The day after Election Day 2020, a GOP lawmaker texted Mark Meadows about an "aggressive strategy" to overturn the results before knowing what they were.

As part of the contempt process against former White House Chief of Staff Mark Meadows, the committee investigating the Jan. 6 attack has released a series of texts the Republican received after Election Day 2020. The point, of course, is to demonstrate Meadows' importance to the overall process.

To that end, members of the bipartisan select committee have spent much of this week doing something unexpected: They've provided examples of important revelations they learned thanks to materials Meadows provided to investigators before he stopped cooperating.

Specifically, text messages the North Carolina Republican shared shed extraordinary light on the perspectives of GOP members and their allies before, during, and immediately after the assault on the Capitol. Last night, the collection grew, as Democratic Rep. Jamie Raskin of Maryland shared a text one lawmaker sent to Meadows on Nov. 4, 2020. If you saw Rachel's A block from last night, you probably noticed this one:

"HERE's an AGRESSIVE STRATEGY: Why can t the states of GA NC PENN and other R controlled state houses declare this is BS (where conflicts and election not called that night) and just send their own electors to vote and have it go to the SCOTUS."

In the interest of accuracy, I've published this exactly as it appeared, and included the abbreviations, typos, and grammatical errors that were part of the original. That said, what the unidentified Republican member was clearly referring to was a corrupt strategy in which GOP state officials in Georgia, North Carolina, Pennsylvania, and other states with Republican-led legislatures would agree to send pro-Trump slates of electors, regardless of voters' will.

At that point, according to the plan, there'd be a legal dispute, which the conservative-dominated U.S. Supreme Court could try to resolve.

To be sure, this was one of many related texts in which Republicans reached out to the then-White House chief of staff about plots to keep Trump in power, despite his defeat. But many of those text messages were sent in early January, shortly before the election results were scheduled to be certified.

What makes the text Raskin highlighted so notable is the date: Election Day 2020 was Nov. 3. The message about the "aggressive strategy" was sent on Nov. 4.

On Nov. 4, the presidential races in states like Georgia and Pennsylvania hadn't even been called yet. The Democratic ticket ended up with narrow wins in these electoral battlegrounds, but the day after the election, the results were still uncertain.

But it appears the member who touted the "aggressive strategy" didn't care. As Politico's Kyle Cheney put it, "A member of Congress suggested that GOP-controlled states anoint Trump electors before those states were even called. This wasn't overturning the election. This was scrapping democracy before the votes were even counted."

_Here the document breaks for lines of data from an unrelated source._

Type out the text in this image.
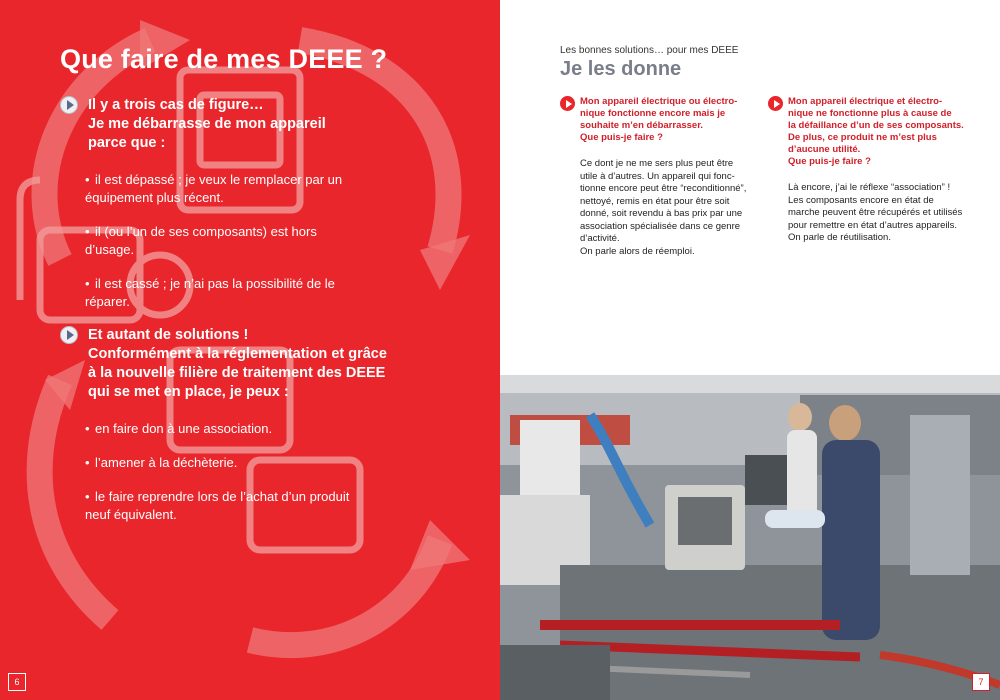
Que faire de mes DEEE ?
Il y a trois cas de figure…
Je me débarrasse de mon appareil
parce que :
• il est dépassé ; je veux le remplacer par un
équipement plus récent.
• il (ou l’un de ses composants) est hors
d’usage.
• il est cassé ; je n’ai pas la possibilité de le
réparer.
Et autant de solutions !
Conformément à la réglementation et grâce
à la nouvelle filière de traitement des DEEE
qui se met en place, je peux :
• en faire don à une association.
• l’amener à la déchèterie.
• le faire reprendre lors de l’achat d’un produit
neuf équivalent.
6
Les bonnes solutions… pour mes DEEE
Je les donne
Mon appareil électrique ou électro-
nique fonctionne encore mais je
souhaite m’en débarrasser.
Que puis-je faire ?

Ce dont je ne me sers plus peut être

utile à d’autres. Un appareil qui fonc-

tionne encore peut être “reconditionné”,

nettoyé, remis en état pour être soit

donné, soit revendu à bas prix par une

association spécialisée dans ce genre

d’activité.

On parle alors de réemploi.

Mon appareil électrique et électro-
nique ne fonctionne plus à cause de
la défaillance d’un de ses composants.
De plus, ce produit ne m’est plus
d’aucune utilité.
Que puis-je faire ?

Là encore, j’ai le réflexe “association” !

Les composants encore en état de

marche peuvent être récupérés et utilisés

pour remettre en état d’autres appareils.

On parle de réutilisation.

7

There were other related messages. As Rachel noted on the show last week, there was also an email from Nov. 7, 2020 — the exact day Joe Biden was named the president-elect — in which Meadows discussed the appointment of alternate slates of electors as part of a "direct and collateral attack" after Trump's defeat.

There was also a text message from one day earlier in which Meadows and an unidentified member of Congress discussed appointing alternate electors in certain states. The lawmaker described the plan as "highly controversial," to which Meadows apparently replied, "I love it."

As a Washington Post analysis noted this morning, "What this new evidence reinforces is that Republicans and those around Trump didn't really care about actual evidence of fraud — or anything that could even plausibly be read as amounting to it — before leaping into 'AGRESSIVE' and 'highly controversial' measures to overturn the election."

Quite right. These Republicans hadn't even had time to consider the possibility of evidence before exploring schemes to reject the results they didn't like. It's long been painfully obvious that the "voter fraud" pretense was baseless, but these texts — and their timing — help drive the point home.

As for the identity of those who sent Meadows these messages, Mississippi Rep. Bennie Thompson, the Democratic chairman of the Jan. 6 panel, told NBC News that "there won't be any surprises as to who they are."

Watch this space.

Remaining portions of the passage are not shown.